Дыхание сбивалось, дрожали пальцы. Он жмурился, но перед глазами все стояло нарисованное лицо, он открывал глаза — и оригинал смотрел на него. Холодно, спокойно, обманчиво безразлично.

— Влад…

Ложь, подходящая ложь не находилась. Откуда, блядь, откуда только взялся этот рисунок? Почему тут была Стана? Что происходит?

— Не лгать, Кирилл, — эти интонации тоже напоминали о совсем другом человеке.

«У тебя пять минут», — всплыло в памяти, ледяной голос, серые, будто подернутые изморозью глаза. Проклятый, блядский Алек.

— Что ты хочешь услышать? Я все сказал. Почти год назад, — ему казалось, он слышит шум, с которым его мозг ищет правильные ответы, как от кулеров в старых системных блоках. Казалось, перед глазами висит значок загрузки, а фантомный процессор где-то внутри бешено, отчаянно считает и силится выдать ответы. — Алек пытался покончить с собой. «Пытался», — он выделил слово интонацией и замолчал.

Влад молчал тоже, глядя то на портрет, то на него. Долго молчал, прихлебывая виски из чайной кружки, будто воду, не замечая ни градуса, ни обжигающего язык и горло жара. Кирилл так не умел, и слава Богу, наверное. Он для этого был просто слишком человеком. Он — да. Они — нет.

— Он жив.

Это прозвучало как утверждение, Кирилл скривился, пожал плечами, отчаянно надеясь, чтобы Влад не оказался прав. Впрочем, он сам в это не верил.

— Я не знаю, Влад, — он взял бутылку, закрыл глаза и сделал один большой глоток. — Я не знаю.

— Она сказала мне… — Влад замолчал.

— Рисунок из того дома, да? — Кирилл дождался его кивка и кивнул сам, подтверждая. — Он сошел с ума после твоего «убийства». Прикончил охранника сразу после того, как очнулся. Пытался нападать на людей. Его пробовали лечить, потом изолировали.

— И отправили к нему немодифицированную студентку? — друг засмеялся, резко, отчаянно. — Ты, блядь, серьезно? Или вы ему, как дракону девственниц поставляли?!

Кирилл скривился, звучало мерзко и, да, нелогично. Но как объяснить, не рассказывая все? Как объяснить так, чтобы выйти отсюда живым?
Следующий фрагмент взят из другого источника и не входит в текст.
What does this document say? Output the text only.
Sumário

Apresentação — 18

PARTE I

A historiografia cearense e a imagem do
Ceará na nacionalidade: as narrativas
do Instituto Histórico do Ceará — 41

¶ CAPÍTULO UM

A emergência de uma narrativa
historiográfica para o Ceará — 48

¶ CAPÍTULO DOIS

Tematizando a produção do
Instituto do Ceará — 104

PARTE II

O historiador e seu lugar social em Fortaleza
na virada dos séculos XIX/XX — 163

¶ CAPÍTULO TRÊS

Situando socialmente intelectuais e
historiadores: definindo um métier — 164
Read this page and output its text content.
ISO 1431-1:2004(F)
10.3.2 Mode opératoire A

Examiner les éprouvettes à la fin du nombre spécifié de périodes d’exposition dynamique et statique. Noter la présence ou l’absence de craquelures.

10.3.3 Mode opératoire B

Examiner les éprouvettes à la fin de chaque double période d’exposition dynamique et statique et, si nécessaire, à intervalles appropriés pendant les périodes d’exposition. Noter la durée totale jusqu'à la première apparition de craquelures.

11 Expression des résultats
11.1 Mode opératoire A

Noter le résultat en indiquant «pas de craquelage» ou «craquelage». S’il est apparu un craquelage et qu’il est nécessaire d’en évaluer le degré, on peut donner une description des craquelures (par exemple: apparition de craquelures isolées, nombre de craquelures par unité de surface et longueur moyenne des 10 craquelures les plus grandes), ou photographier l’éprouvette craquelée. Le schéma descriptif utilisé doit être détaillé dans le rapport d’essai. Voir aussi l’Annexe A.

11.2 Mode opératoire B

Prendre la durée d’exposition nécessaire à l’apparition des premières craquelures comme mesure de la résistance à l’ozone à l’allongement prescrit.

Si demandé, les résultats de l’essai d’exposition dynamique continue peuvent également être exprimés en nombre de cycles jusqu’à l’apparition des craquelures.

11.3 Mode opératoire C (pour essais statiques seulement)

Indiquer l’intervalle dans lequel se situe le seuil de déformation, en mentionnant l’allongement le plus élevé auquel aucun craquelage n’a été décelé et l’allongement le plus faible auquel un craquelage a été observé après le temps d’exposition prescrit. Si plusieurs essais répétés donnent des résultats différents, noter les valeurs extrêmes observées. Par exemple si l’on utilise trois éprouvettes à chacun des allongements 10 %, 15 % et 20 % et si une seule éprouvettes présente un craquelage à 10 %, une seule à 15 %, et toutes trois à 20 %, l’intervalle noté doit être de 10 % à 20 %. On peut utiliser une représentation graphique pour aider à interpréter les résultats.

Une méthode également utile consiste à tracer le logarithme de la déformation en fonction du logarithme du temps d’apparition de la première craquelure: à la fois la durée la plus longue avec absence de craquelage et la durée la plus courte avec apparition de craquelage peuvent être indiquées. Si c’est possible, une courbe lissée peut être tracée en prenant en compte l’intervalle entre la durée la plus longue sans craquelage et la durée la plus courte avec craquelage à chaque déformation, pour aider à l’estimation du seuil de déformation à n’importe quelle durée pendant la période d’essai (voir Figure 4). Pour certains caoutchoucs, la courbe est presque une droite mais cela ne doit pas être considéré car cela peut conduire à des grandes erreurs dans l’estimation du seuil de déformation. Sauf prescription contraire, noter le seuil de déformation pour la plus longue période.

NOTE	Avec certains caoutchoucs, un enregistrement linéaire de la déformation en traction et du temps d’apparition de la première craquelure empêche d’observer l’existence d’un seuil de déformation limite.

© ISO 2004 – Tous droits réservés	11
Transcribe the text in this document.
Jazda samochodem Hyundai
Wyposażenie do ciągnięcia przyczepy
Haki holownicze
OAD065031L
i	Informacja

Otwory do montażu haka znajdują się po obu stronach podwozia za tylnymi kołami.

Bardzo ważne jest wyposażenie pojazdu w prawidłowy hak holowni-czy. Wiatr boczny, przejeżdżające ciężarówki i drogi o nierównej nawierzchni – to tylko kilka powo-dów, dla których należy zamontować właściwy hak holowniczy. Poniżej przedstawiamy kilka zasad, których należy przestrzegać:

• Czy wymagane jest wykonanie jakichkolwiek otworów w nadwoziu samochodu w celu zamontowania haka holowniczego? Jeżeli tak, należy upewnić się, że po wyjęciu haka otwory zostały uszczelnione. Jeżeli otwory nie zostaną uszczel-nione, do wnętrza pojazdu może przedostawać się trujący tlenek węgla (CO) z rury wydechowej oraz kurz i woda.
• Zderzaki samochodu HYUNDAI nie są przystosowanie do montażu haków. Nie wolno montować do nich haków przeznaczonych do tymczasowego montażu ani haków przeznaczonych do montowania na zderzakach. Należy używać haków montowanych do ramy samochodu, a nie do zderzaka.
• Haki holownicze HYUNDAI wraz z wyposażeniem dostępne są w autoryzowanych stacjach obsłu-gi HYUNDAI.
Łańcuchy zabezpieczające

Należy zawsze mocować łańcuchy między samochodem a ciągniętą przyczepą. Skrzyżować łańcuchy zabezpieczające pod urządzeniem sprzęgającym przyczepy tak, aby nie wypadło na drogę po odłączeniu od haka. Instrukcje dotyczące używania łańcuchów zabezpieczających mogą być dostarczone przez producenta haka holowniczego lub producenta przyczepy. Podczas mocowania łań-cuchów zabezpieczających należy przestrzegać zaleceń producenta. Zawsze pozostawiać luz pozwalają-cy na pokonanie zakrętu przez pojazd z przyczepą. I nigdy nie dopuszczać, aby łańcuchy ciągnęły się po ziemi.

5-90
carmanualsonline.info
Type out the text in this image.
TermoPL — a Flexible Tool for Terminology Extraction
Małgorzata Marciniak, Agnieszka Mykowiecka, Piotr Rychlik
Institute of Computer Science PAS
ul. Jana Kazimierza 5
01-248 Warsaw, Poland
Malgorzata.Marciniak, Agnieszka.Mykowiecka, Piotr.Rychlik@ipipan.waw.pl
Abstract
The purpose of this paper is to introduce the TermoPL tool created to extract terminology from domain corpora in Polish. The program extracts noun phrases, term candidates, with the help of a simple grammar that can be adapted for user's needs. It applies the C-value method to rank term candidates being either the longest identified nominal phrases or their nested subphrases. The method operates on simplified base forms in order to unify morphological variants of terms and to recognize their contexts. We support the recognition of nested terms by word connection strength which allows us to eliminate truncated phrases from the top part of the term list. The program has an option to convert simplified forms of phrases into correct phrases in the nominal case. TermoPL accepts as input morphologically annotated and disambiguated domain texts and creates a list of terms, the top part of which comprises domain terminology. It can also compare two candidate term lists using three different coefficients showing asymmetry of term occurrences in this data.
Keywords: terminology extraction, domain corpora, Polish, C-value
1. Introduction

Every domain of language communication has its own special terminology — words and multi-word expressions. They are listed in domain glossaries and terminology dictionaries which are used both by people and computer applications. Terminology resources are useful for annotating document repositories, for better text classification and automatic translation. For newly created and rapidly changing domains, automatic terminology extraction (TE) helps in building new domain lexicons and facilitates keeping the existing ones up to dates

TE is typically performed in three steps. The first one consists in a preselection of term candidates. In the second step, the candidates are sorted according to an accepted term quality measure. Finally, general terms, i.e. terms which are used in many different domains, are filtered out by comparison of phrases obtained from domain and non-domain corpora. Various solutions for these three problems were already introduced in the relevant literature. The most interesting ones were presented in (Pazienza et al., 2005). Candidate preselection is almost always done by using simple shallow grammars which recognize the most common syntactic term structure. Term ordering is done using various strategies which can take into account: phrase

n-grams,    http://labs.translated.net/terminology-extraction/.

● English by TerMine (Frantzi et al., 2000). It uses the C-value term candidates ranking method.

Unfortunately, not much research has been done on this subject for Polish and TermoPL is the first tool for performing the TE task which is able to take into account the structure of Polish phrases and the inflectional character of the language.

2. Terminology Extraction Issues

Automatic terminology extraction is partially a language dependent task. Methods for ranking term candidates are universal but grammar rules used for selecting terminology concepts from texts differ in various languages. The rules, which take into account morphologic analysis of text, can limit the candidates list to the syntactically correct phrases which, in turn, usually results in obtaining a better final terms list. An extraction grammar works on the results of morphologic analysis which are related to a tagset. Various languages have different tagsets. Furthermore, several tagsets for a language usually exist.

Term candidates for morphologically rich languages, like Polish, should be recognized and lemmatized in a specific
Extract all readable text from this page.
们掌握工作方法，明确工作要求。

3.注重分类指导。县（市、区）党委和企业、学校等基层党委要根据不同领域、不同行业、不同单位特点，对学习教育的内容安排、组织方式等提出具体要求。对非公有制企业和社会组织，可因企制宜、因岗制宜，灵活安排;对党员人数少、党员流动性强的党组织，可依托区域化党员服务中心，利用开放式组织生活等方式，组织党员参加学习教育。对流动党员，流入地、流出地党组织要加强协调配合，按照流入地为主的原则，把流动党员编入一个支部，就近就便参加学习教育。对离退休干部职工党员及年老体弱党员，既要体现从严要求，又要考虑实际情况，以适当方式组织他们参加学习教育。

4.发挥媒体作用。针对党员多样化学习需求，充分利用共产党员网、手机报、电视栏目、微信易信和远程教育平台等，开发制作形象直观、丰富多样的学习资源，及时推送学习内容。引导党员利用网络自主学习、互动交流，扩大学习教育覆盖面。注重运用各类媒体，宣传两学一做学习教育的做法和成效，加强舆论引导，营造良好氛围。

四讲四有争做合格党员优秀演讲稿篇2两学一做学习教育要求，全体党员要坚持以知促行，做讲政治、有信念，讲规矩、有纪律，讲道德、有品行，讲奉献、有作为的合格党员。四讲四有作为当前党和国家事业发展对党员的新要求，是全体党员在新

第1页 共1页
— Он был неагрессивен последние годы, — он помедлил, вздохнул. — Откровенно говоря, Скай, когда его увезли из клиники, он был скорее… овощ.

Чашка звякнула о стол, Кирилл зажмурился, цепляясь за диванные подушки, ожидая удара, но удара не последовало.

— Что с ним делали? — глухо спросил Влад, и он, наконец, выдохнул.

Не убьет. Сейчас не убьет, если он не ошибется в формулировках, если паузы окажутся достаточными, а его слова не покажутся Скаю той ложью, которой были на самом деле. Он не хотел вылечить Алека, если быть честным с самим собой, хотя бы. Он не хотел ему помочь. Он просто хотел отомстить.

Проклятый, блядский Алек.

— Лечили, — он запнулся, выверено склонил голову, зарылся в волосы пальцами. — Мы пробовали лекарства, пробовали психологов, но он не реагировал Влад, совсем. В начале — приходил в себя и бросался на людей, — немного правды, — в конце — совсем никак, — капля лжи. — Он был как кукла, Влад. Выполнял команды — и все.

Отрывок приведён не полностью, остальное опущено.